Mereka yang memiliki kebutuhan kekuasaan (need for power/n-Pow) dapat menjadi orang
yang memiliki dua tipe, personal dan institusional. Mereka yang butuh kekuasaan personal
menginginkan orang lain secara langsung, dan kebutuhan ini sering diterima sebagai hal yang
tidak diingini. Seseorang yang membutuhkan kekuasaan lembaga mau mengorganisir usaha
orang lain untuk tujuan lebih lanjut dari organisasi. Manajer dengan kebutuhan kekuasaan
lembaga yang tinggi cenderung lebih efektif dibandingkan dengan mereka yang
membutuhkan kekuasaan personel tinggi.

Contoh dari kekuasaan pribadi adalah seorang pemimpin perusahaan yang mencari posisi
lebih tinggi agar bisa mengatur orang lain mengarahkan ke mana perusahaan akan bergerak.
Sedangkan kekuasaan sosial adalah kekuasaan yang misalnya dimiliki oleh pemimpin seperti
Nelson Mandela, yang memiliki kekuasaan dan menggunakan kekuasaannya tersebut untuk
kepentingan sosial, seperti misalnya perdamaian.

c. Kebutuhan akan afilasi (need for affiliation)

Kebutuhan akan afiliasi merefleksikan keinginan untuk berinteraksi secara sosial dengan
orang. Dalam arti lain, kebutuhan afiliasi adalah kebutuhan untuk mendapatkan hubungan
sosial yang baik dalam lingkungan kerja. Seorang dengan kebutuhan afiliasi yang tinggi
menempatkan kualitas dari hubungan pribadi sebagai hal yang paling penting. Oleh karena
itu, hubungan sosial lebih didahulukan daripada penyelesaian tugas. Seseorang dengan
kebutuhan kekuasaan yang tinggi, di lain pihak, memfokuskan diri dengan mempengaruhi
orang lain dan memenangkan argumentasi. Menurut, Mcclelland, kekuasaan memiliki dua
orientasi. Kekuasaan dapat menjadi negatif apabila seseorang hanya berfokus pada dominasi
dan kepatuhan. Kekuasaan dapat menjadi positif dikarenakan seseorang dapat mencerminkan
perilaku persuasif dan inspirasional.( Ivancevich, Konopaske&Matteson, 2007)

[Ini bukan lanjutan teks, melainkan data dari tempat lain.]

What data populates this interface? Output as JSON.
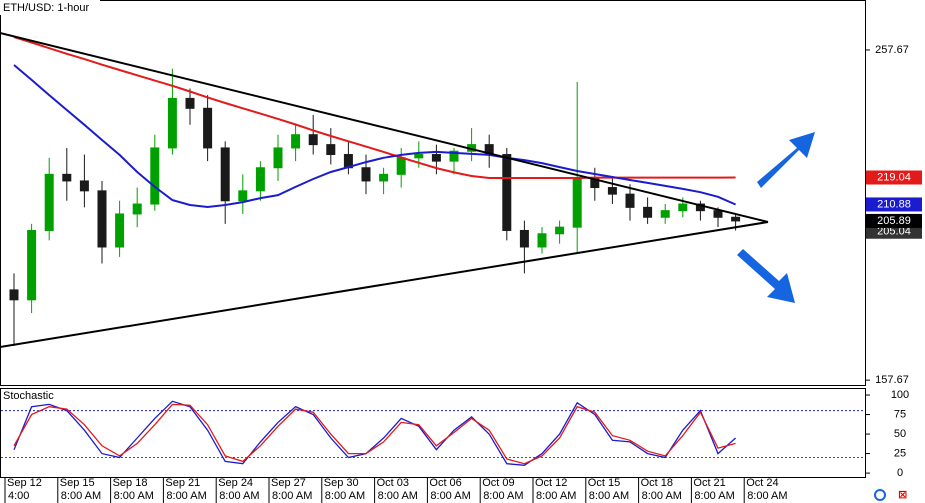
{
  "chart_data": {
    "type": "candlestick",
    "title": "ETH/USD: 1-hour",
    "candles": {
      "open": [
        185,
        182,
        203,
        220,
        218,
        215,
        198,
        208,
        211,
        228,
        243,
        240,
        228,
        212,
        215,
        222,
        228,
        232,
        229,
        226,
        222,
        218,
        220,
        225,
        226,
        224,
        227,
        229,
        226,
        203,
        198,
        202,
        204,
        219,
        216,
        214,
        210,
        207,
        209,
        211,
        209,
        207
      ],
      "high": [
        190,
        205,
        225,
        228,
        226,
        218,
        212,
        216,
        232,
        252,
        246,
        244,
        230,
        220,
        224,
        232,
        235,
        238,
        234,
        230,
        226,
        222,
        228,
        230,
        229,
        228,
        234,
        232,
        228,
        206,
        204,
        206,
        248,
        222,
        219,
        217,
        213,
        211,
        213,
        212,
        210,
        208
      ],
      "low": [
        168,
        178,
        200,
        212,
        210,
        193,
        195,
        204,
        209,
        226,
        235,
        224,
        205,
        208,
        212,
        218,
        224,
        226,
        223,
        220,
        214,
        214,
        216,
        222,
        220,
        220,
        224,
        222,
        200,
        190,
        196,
        199,
        196,
        212,
        211,
        206,
        205,
        205,
        207,
        206,
        204,
        203
      ],
      "close": [
        182,
        203,
        220,
        218,
        215,
        198,
        208,
        211,
        228,
        243,
        240,
        228,
        212,
        215,
        222,
        228,
        232,
        229,
        226,
        222,
        218,
        220,
        225,
        226,
        224,
        227,
        229,
        226,
        203,
        198,
        202,
        204,
        219,
        216,
        214,
        210,
        207,
        209,
        211,
        209,
        207,
        205.89
      ]
    },
    "up_color": "#00a000",
    "down_color": "#1a1a1a",
    "series": [
      {
        "color": "#e31a1a",
        "values": [
          261.6,
          259.9,
          258.2,
          256.5,
          254.9,
          253.2,
          251.6,
          250.0,
          248.4,
          246.8,
          245.1,
          243.3,
          241.6,
          240.0,
          238.4,
          236.8,
          235.1,
          233.3,
          231.6,
          230.0,
          228.4,
          226.8,
          225.1,
          223.5,
          221.9,
          220.6,
          219.5,
          218.9,
          218.9,
          218.9,
          218.9,
          218.9,
          218.9,
          219.0,
          219.0,
          219.0,
          219.0,
          219.0,
          219.0,
          219.0,
          219.0,
          219.04
        ]
      },
      {
        "color": "#1c1ccf",
        "values": [
          253.1,
          248.6,
          244.0,
          239.5,
          235.0,
          230.4,
          225.9,
          220.7,
          216.2,
          212.2,
          210.7,
          210.1,
          210.7,
          211.6,
          212.8,
          213.7,
          216.2,
          218.6,
          220.7,
          222.2,
          223.7,
          225.0,
          225.9,
          226.5,
          226.8,
          226.5,
          226.2,
          225.9,
          225.0,
          224.3,
          223.4,
          222.2,
          221.0,
          220.1,
          219.2,
          218.3,
          217.4,
          216.5,
          215.6,
          214.6,
          213.2,
          210.88
        ]
      }
    ],
    "ylim": [
      156.2,
      272.8
    ],
    "yticks": [
      157.67,
      257.67
    ],
    "price_tags": [
      {
        "value": 219.04,
        "color": "#e31a1a"
      },
      {
        "value": 210.88,
        "color": "#1c1ccf"
      },
      {
        "value": 205.04,
        "color": "#333333"
      },
      {
        "value": 205.89,
        "color": "#000000"
      }
    ],
    "xtick_labels": [
      "Sep 12",
      "Sep 15",
      "Sep 18",
      "Sep 21",
      "Sep 24",
      "Sep 27",
      "Sep 30",
      "Oct 03",
      "Oct 06",
      "Oct 09",
      "Oct 12",
      "Oct 15",
      "Oct 18",
      "Oct 21",
      "Oct 24"
    ],
    "xtick_sublabels": [
      "4:00",
      "8:00 AM",
      "8:00 AM",
      "8:00 AM",
      "8:00 AM",
      "8:00 AM",
      "8:00 AM",
      "8:00 AM",
      "8:00 AM",
      "8:00 AM",
      "8:00 AM",
      "8:00 AM",
      "8:00 AM",
      "8:00 AM",
      "8:00 AM"
    ],
    "stochastic": {
      "title": "Stochastic",
      "ylim": [
        -5,
        109
      ],
      "yticks": [
        0,
        25,
        50,
        75,
        100
      ],
      "levels": [
        {
          "value": 80,
          "color": "#1c1ccf"
        },
        {
          "value": 20,
          "color": "#e31a1a"
        }
      ],
      "series": [
        {
          "color": "#1c1ccf",
          "values": [
            30,
            85,
            88,
            80,
            55,
            25,
            20,
            45,
            70,
            92,
            85,
            55,
            15,
            12,
            40,
            65,
            85,
            75,
            45,
            20,
            25,
            45,
            70,
            60,
            30,
            55,
            72,
            50,
            12,
            10,
            25,
            50,
            90,
            75,
            42,
            40,
            25,
            20,
            55,
            80,
            25,
            45
          ]
        },
        {
          "color": "#e31a1a",
          "values": [
            35,
            75,
            85,
            82,
            62,
            35,
            22,
            38,
            62,
            88,
            87,
            62,
            22,
            15,
            35,
            60,
            82,
            78,
            50,
            25,
            25,
            40,
            65,
            62,
            35,
            52,
            70,
            55,
            18,
            12,
            22,
            45,
            85,
            78,
            48,
            42,
            28,
            22,
            48,
            78,
            32,
            38
          ]
        }
      ]
    }
  }
}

Tema utama dari teori Mcclelland yaitu bahwa kebutuhan dipelajari melalui penyesuaian
dengan lingkungan seseorang, maka perilaku yang sering muncul akan mendapatkan
penghargaan. Dengan kata lain, suatu kebutuhan afiliasi atau kekuasaan yang tinggi dapat
telusuri melalui penerimaan penghargaan atas perilaku sosial, dominan dan inspirasional.
Sebagai akibat proses pembelajaran, individu mengembangkan konsep yang unik dari
kebutuhan yang mempengaruhi perilaku dan kinerja.( Ivancevich, Konopaske&Matteson,
2007).

Kebutuhan ini merupakan salah satu teori yang mendapatkan perhatian paling sedikit dari
para peneliti. Individu dengan motif hubungan yang tinggi berjuang untuk persahabatan,
lebih menyukai situasi-situasi kooperatif daripada situasi yang kompetitif, dan menginginkan
hubungan mengikutsertakan pengertian hubungan timbal balik yang tinggi. (Robbins&Judge,
2008)

Mereka yang memiliki kebutuhan affiliasi (need for affiliation/n-Aff) tinggi membutuhkan
hubungan kemanusiaan dengan orang lain dan membutuhkan rasa diterima dari orang lain.
Mereka cenderung memperkuat norma-norma dalam kelompok kerja mereka. Orang dengan
n.Aff tinggi cenderung bekerja pada tempat yang memungkinkan interaksi personal. Mereka
bekerja dengan baik pada layanan customer dan situasi interaksi dengan pelanggan.

McClelland mengatakan bahwa kebanyakan orang memiliki kombinasi karakteristik tersebut,


akibatnya akan mempengaruhi perilaku karyawan dalam bekerja atau mengelola organisasi.